Data mining of historical asset information data provides valuable information to the property owner or to institutions. Property owners can mine the historical data to track objects within the asset to know when upgrades, repairs, or replacements are necessary. Institutions including the state can mine the data to correlate the behavior of their charges. For example, the state can track how tenants impact affordable housing.
Although this document presents the inventive subject matter from a real estate perspective, it is contemplated that other markets would benefit from the presented concepts. Contemplated markets where inspections are conducted regularly include the medical industry, banking industry, automotive, industrial, educational, farming, or others.
Additionally, it is contemplated that other markets could spawn from the application of the inventive subject matter. An industry could be established to create relevant data models for various markets where individuals purchase the data models for customization and for creating asset definitions. Furthermore, such an industry would benefit from the development and sales of software or hardware designed to couple closely with the data models, validation devices for example. Establishment of trusted third parties could result in a business model where the third parties validate inspection information for insurance companies. Businesses established through the used of data models, assets, asset surveys, or validation are considered to fall within the scope of the inventive subject matter.
In yet another aspect, hardware or hardware devices could be built to facilitate the use of the inventive subject matter. For example, validation devices could be developed or deployed in the field to ensure inspections are valid. Furthermore, hardware devices could include those that capture inspection data or validation data without inspector interaction. Contemplated hardware devices include devices that remain with an assets while capturing data or storing data for later retrieval or other automated data capturing devices. Therefore, the inventive subject matter includes apparatus or methods of developing or using asset inspection or validation devices.
In still another aspect, it is contemplated that one could write software that would configure, simulate, or manage data models, assets, asset survey, validation information, and their associated infrastructure. From that perspective the inventive subject matter includes methods of writing such software, recording the software on a machine readable form, licensing, selling, distributing, installing, or operating such software on suitable hardware. Moreover, the software per se is deemed to fall within the scope of the inventive subject matter.

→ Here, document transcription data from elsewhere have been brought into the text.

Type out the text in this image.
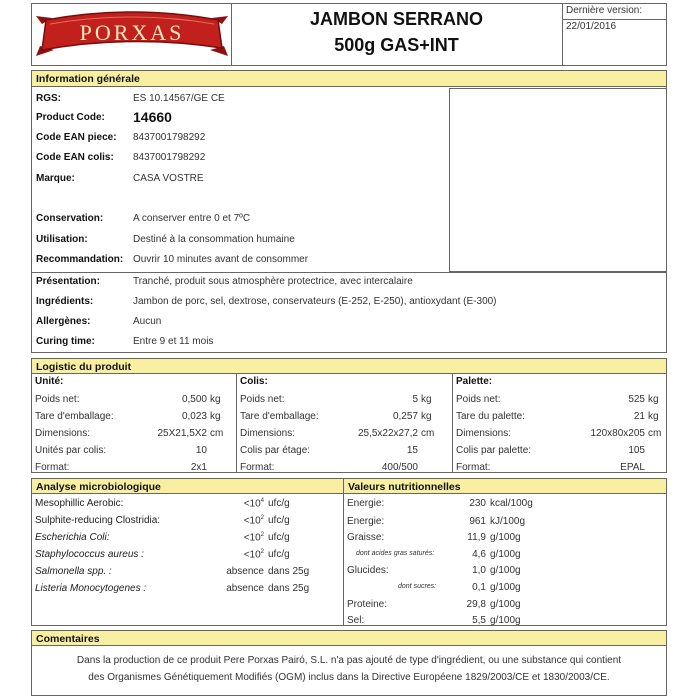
PORXAS
JAMBON SERRANO
500g GAS+INT
Dernière version:
22/01/2016
Information générale
RGS:	ES 10.14567/GE CE
Product Code: 14660
Code EAN piece: 8437001798292
Code EAN colis: 8437001798292
Marque:	CASA VOSTRE
Conservation:	A conserver entre 0 et 7ºC
Utilisation:	Destiné à la consommation humaine
Recommandation: Ouvrir 10 minutes avant de consommer
Présentation:	Tranché, produit sous atmosphère protectrice, avec intercalaire
Ingrédients:	Jambon de porc, sel, dextrose, conservateurs (E-252, E-250), antioxydant (E-300)
Allergènes:	Aucun
Curing time:	Entre 9 et 11 mois
Logistic du produit
Unité:
Poids net:	0,500 kg
Tare d'emballage:	0,023 kg
Dimensions:	25X21,5X2 cm
Unités par colis:	10
Format:	2x1
Colis:
Poids net:	5 kg
Tare d'emballage:	0,257 kg
Dimensions:	25,5x22x27,2 cm
Colis par étage:	15
Format:	400/500
Palette:
Poids net:	525 kg
Tare du palette:	21 kg
Dimensions:	120x80x205 cm
Colis par palette:	105
Format:	EPAL
Analyse microbiologique	Valeurs nutritionnelles
Mesophillic Aerobic:	$<10^4$ ufc/g
Sulphite-reducing Clostridia:	$<10^2$ ufc/g
Escherichia Coli:	$<10^2$ ufc/g
Staphylococcus aureus :	$<10^2$ ufc/g
Salmonella spp. :	absence dans 25g
Listeria Monocytogenes :	absence dans 25g
Energie:	230 kcal/100g
Energie:	961 kJ/100g
Graisse:	11,9 g/100g
dont acides gras saturés:	4,6 g/100g
Glucides:	1,0 g/100g
dont sucres:	0,1 g/100g
Proteine:	29,8 g/100g
Sel:	5,5 g/100g
Comentaires
Dans la production de ce produit Pere Porxas Pairó, S.L. n'a pas ajouté de type d'ingrédient, ou une substance qui contient
des Organismes Génétiquement Modifiés (OGM) inclus dans la Directive Européene 1829/2003/CE et 1830/2003/CE.
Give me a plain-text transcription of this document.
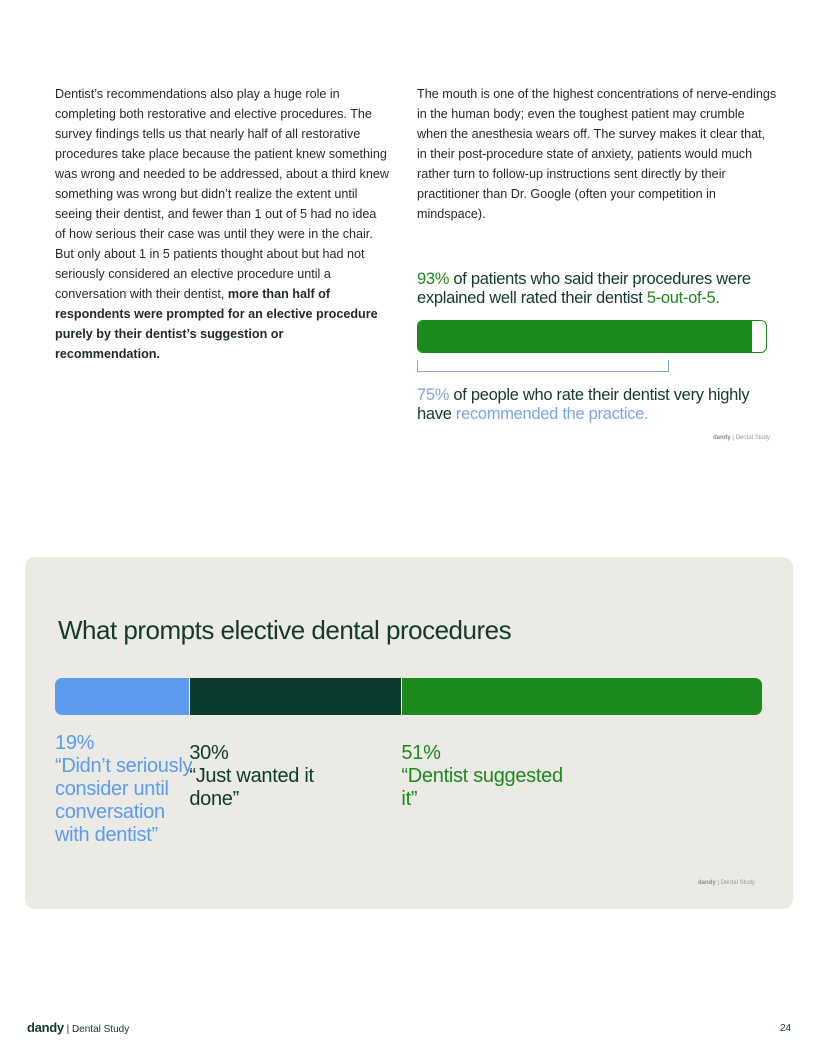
Dentist’s recommendations also play a huge role in completing both restorative and elective procedures. The survey findings tells us that nearly half of all restorative procedures take place because the patient knew something was wrong and needed to be addressed, about a third knew something was wrong but didn’t realize the extent until seeing their dentist, and fewer than 1 out of 5 had no idea of how serious their case was until they were in the chair. But only about 1 in 5 patients thought about but had not seriously considered an elective procedure until a conversation with their dentist, more than half of respondents were prompted for an elective procedure purely by their dentist’s suggestion or recommendation.
The mouth is one of the highest concentrations of nerve-endings in the human body; even the toughest patient may crumble when the anesthesia wears off. The survey makes it clear that, in their post-procedure state of anxiety, patients would much rather turn to follow-up instructions sent directly by their practitioner than Dr. Google (often your competition in mindspace).
93% of patients who said their procedures were explained well rated their dentist 5-out-of-5.
75% of people who rate their dentist very highly have recommended the practice.
dandy | Dental Study
What prompts elective dental procedures
19%
“Didn’t seriously consider until conversation with dentist”
30%
“Just wanted it done”
51%
“Dentist suggested it”
dandy | Dental Study
dandy | Dental Study	24
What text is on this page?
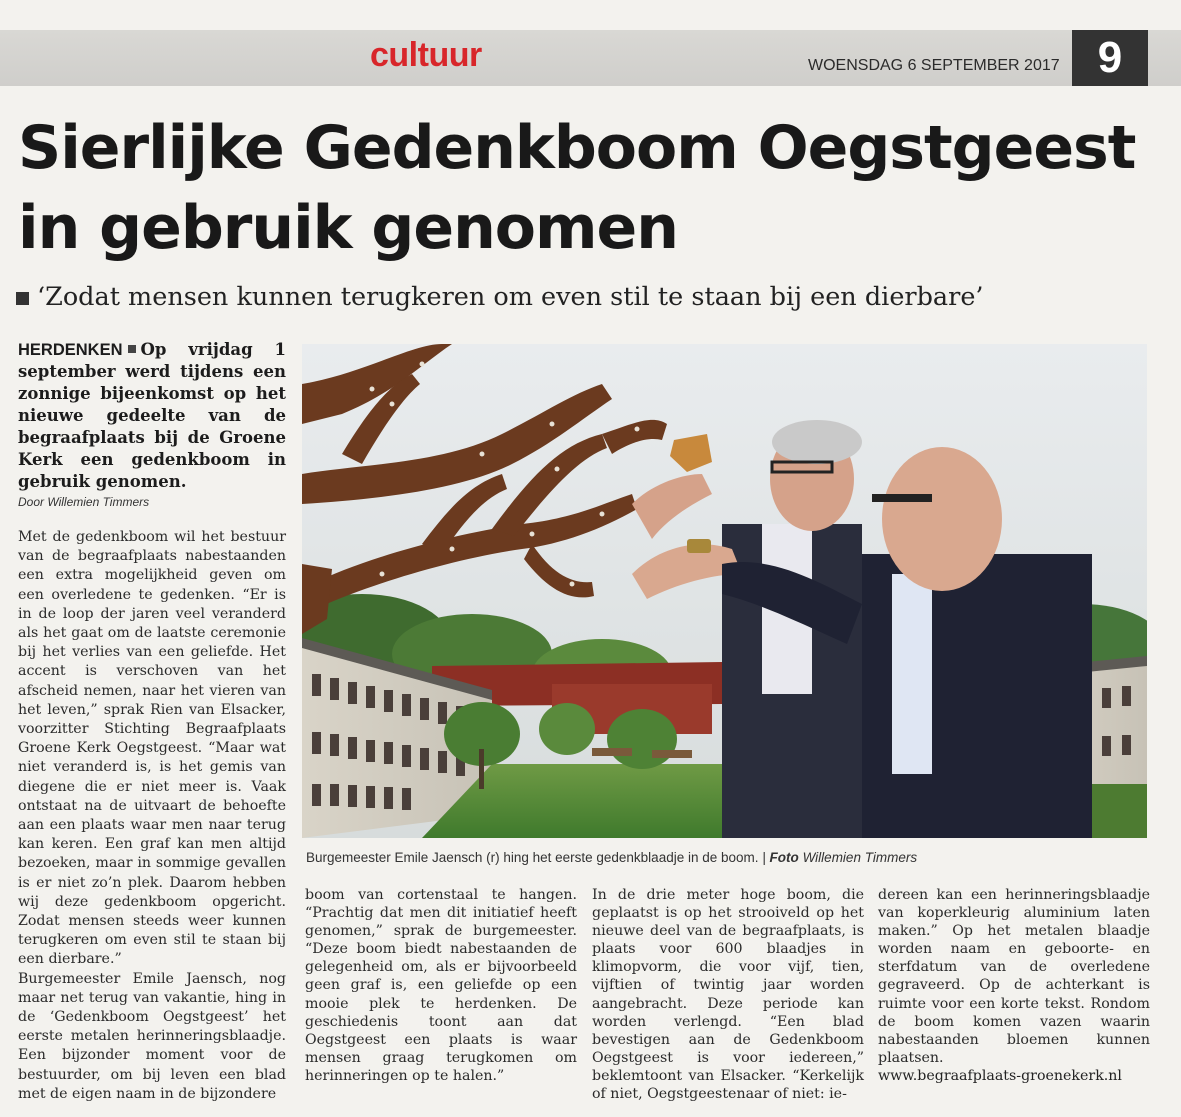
cultuur	WOENSDAG 6 SEPTEMBER 2017 9
Sierlijke Gedenkboom Oegstgeest in gebruik genomen
‘Zodat mensen kunnen terugkeren om even stil te staan bij een dierbare’

HERDENKEN Op vrijdag 1 september werd tijdens een zonnige bijeenkomst op het nieuwe gedeelte van de begraafplaats bij de Groene Kerk een gedenkboom in gebruik genomen.

Door Willemien Timmers

Met de gedenkboom wil het bestuur van de begraafplaats nabestaanden een extra mogelijkheid geven om een overledene te gedenken. “Er is in de loop der jaren veel veranderd als het gaat om de laatste ceremonie bij het verlies van een geliefde. Het accent is verschoven van het afscheid nemen, naar het vieren van het leven,” sprak Rien van Elsacker, voorzitter Stichting Begraafplaats Groene Kerk Oegstgeest. “Maar wat niet veranderd is, is het gemis van diegene die er niet meer is. Vaak ontstaat na de uitvaart de behoefte aan een plaats waar men naar terug kan keren. Een graf kan men altijd bezoeken, maar in sommige gevallen is er niet zo’n plek. Daarom hebben wij deze gedenkboom opgericht. Zodat mensen steeds weer kunnen terugkeren om even stil te staan bij een dierbare.”

Burgemeester Emile Jaensch, nog maar net terug van vakantie, hing in de ‘Gedenkboom Oegstgeest’ het eerste metalen herinneringsblaadje. Een bijzonder moment voor de bestuurder, om bij leven een blad met de eigen naam in de bijzondere

Burgemeester Emile Jaensch (r) hing het eerste gedenkblaadje in de boom. | Foto Willemien Timmers

boom van cortenstaal te hangen. “Prachtig dat men dit initiatief heeft genomen,” sprak de burgemeester. “Deze boom biedt nabestaanden de gelegenheid om, als er bijvoorbeeld geen graf is, een geliefde op een mooie plek te herdenken. De geschiedenis toont aan dat Oegstgeest een plaats is waar mensen graag terugkomen om herinneringen op te halen.”

In de drie meter hoge boom, die geplaatst is op het strooiveld op het nieuwe deel van de begraafplaats, is plaats voor 600 blaadjes in klimopvorm, die voor vijf, tien, vijftien of twintig jaar worden aangebracht. Deze periode kan worden verlengd. “Een blad bevestigen aan de Gedenkboom Oegstgeest is voor iedereen,” beklemtoont van Elsacker. “Kerkelijk of niet, Oegstgeestenaar of niet: ie-

dereen kan een herinneringsblaadje van koperkleurig aluminium laten maken.” Op het metalen blaadje worden naam en geboorte- en sterfdatum van de overledene gegraveerd. Op de achterkant is ruimte voor een korte tekst. Rondom de boom komen vazen waarin nabestaanden bloemen kunnen plaatsen.

www.begraafplaats-groenekerk.nl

Thus, specific compositions and methods of inspections have been disclosed. It should be apparent, however, to those skilled in the art that many more modifications besides those already described are possible without departing from the inventive concepts herein. The inventive subject matter, therefore, is not to be restricted except in the spirit of the disclosure. Moreover, in interpreting the disclosure all terms should be interpreted in the broadest possible manner consistent with the context. In particular the terms “comprises” and “comprising” should be interpreted as referring to the elements, components, or steps in a non-exclusive manner, indicating that the referenced elements, components, or steps can be present, or utilized, or combined with other elements, components, or steps that are not expressly referenced.